Côte-Nord - Des travaux suspendus pour un fossile d'un milliard d'années

La Fondation Rivières a demandé hier par télégramme à la ministre de la Culture, des Communications et de la Condition féminine, Christine St-Pierre, d'interrompre les travaux de construction d'une petite centrale de 8,8 MW sur la Côte-Nord en raison de la découverte dans des débris de dynamitage d'un fossile qui pourrait être d'une exceptionnelle valeur.

La loi protégeant les biens patrimoniaux permet à la ministre de protéger tous les types de sites de haute valeur potentielle afin de donner le temps aux experts d'établir s'il est opportun de leur assurer une protection permanente.

C'est à quelque cinq kilomètres au nord de la municipalité de Francolin, sur la Côte-Nord, que des ouvriers de la Société d'énergie rivière Franquelin — Axor et la municipalité — ont découvert un fossile de plus d'un mètre de long dans des roches dont l'âge remonte généralement à plus d'un milliard d'années.

La découverte a surpris plusieurs scientifiques, car à cette époque lointaine, la planète n'avait comme faune que de tout petits animaux de quelques centimètres. Le plus long connu était un ver de 40 cm de long et c'était, pour l'époque, le plus redoutable des prédateurs connus...

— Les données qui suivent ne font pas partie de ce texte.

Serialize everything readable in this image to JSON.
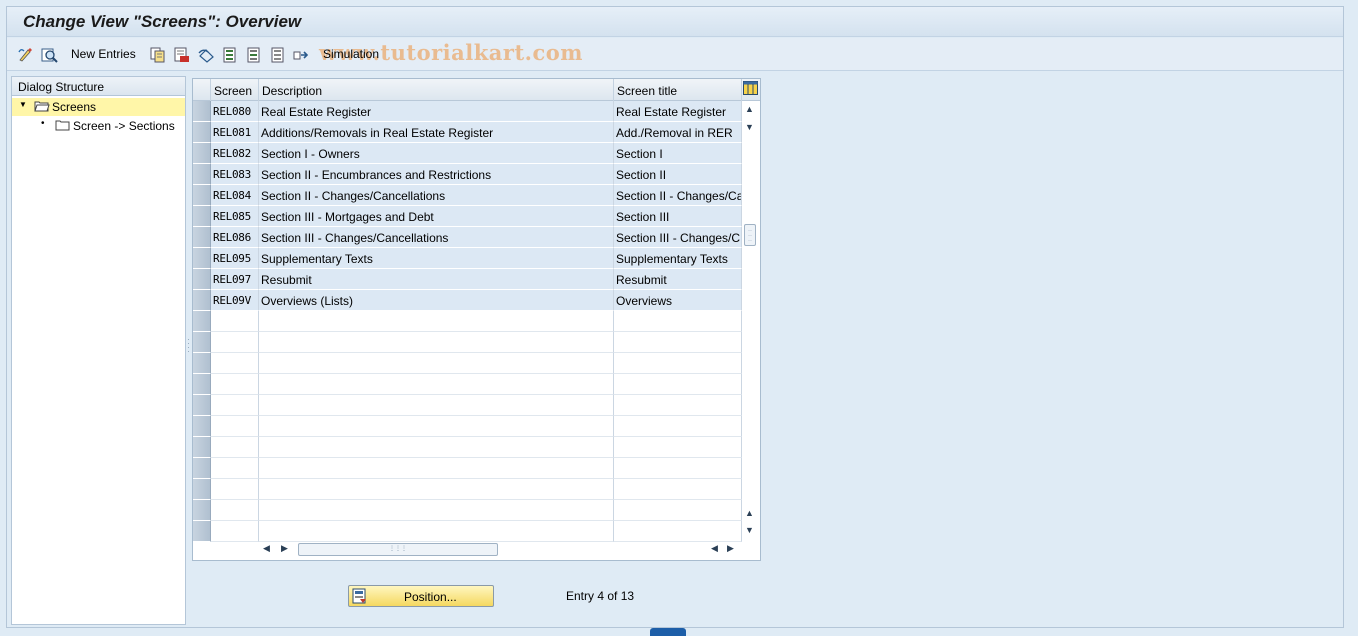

«Qu'un animal aussi gros se retrouve dans des roches qui dateraient d'un milliard d'années, expliquait hier au Devoir Jacques Gélineau, porte-parole local de la Fondation Rivières, pourrait remettre en question plusieurs des certitudes que nous avons sur l'origine de la vie sur Terre. Et la question qui se pose ensuite est tout aussi importante: sommes-nous en face d'un site fossilifère d'une importance majeure? Y a-t-il d'autres fossiles aussi rares qu'on pourrait détruire par les dynamitages en cours? Il serait normal d'en évaluer la valeur avant de tout dynamiter pour une petite centrale, fût-elle autorisée par Québec, car rien jusqu'ici ne permettait d'entrevoir que ces travaux de construction pourraient avoir un impact sur un site patrimonial d'une grande importance potentielle.»

À Miguasha, en Gaspésie, la découverte d'un site fossilifère majeur a donné lieu à la création d'un parc national aujourd'hui classé comme «site naturel du patrimoine mondial».

«Les retombées permanentes et à long terme, ici à Franquelin, d'un pareil trésor patrimonial seraient beaucoup plus importantes que celles d'une minicentrale hydroélectrique», estime Jacques Gélineau, d'autant plus que la commission du BAPE chargée d'évaluer le projet n'a jamais pu valider la rentabilité de ce projet, les chiffres n'étant pas disponibles, contrairement aux autres dossiers examinés par cet organisme.

Intérêt international

Le surprenant fossile a été montré à la télévision locale la semaine dernière dans le cadre d'un reportage de la station CFER de TVA, note le porte-parole de la fondation dans sa demande de classement temporaire adressée hier à la ministre St-Pierre. Effectivement, les images captées dans ce reportage sont impressionnantes par la netteté du profil de l'animal, désormais figé dans la pierre.

Dans sa lettre à la ministre St-Pierre, Jacques Gélineau insiste sur le fait qu'un arrêt des travaux est d'autant plus impératif que le site pourrait se révéler d'un «intérêt international» s'il jetait un éclairage nouveau sur l'origine de la vie sur Terre. Le comité scientifique qui serait chargé d'en faire l'évaluation, souligne-t-il, devrait aussi «identifier les options» que Québec devrait retenir par la suite.

Le projet de minicentrale sur la rivière Franquelin a été recommandé, mais sous condition par le Bureau d'audiences publiques sur l'environnement (BAPE). Par contre, plusieurs recommandations centrales des commissaires n'ont pas été respectées par le décret et le certificat d'autorisation gouvernementaux.

Ainsi, le débit réservé d'eau dans le tronçon asséché à la longue entre l'ancienne chute et la future centrale, sur 1,5 km, sera de 0,90 m/s, alors que le BAPE recommandait un débit conforme aux critères habituels, soit 1,5 m/s. Les biologistes du ministère du Développement durable, de l'Environnement et des Parcs (MDDEP) qui ont rédigé ce rapport d'analyse justificative, donnent raison au promoteur qui soutient que s'il devait relâcher en tout temps 1,5 m/s, la rentabilité du projet serait compromise. Ils lui font donc confiance pour mettre en place diverses mesures de compensation, mais sans exiger le démantèlement de l'ouvrage si les suivis devaient donner lieu à des pertes de productivité, une exigence standard aux États-Unis mais pas au Québec, où on considère comme normal que cela puisse se produire.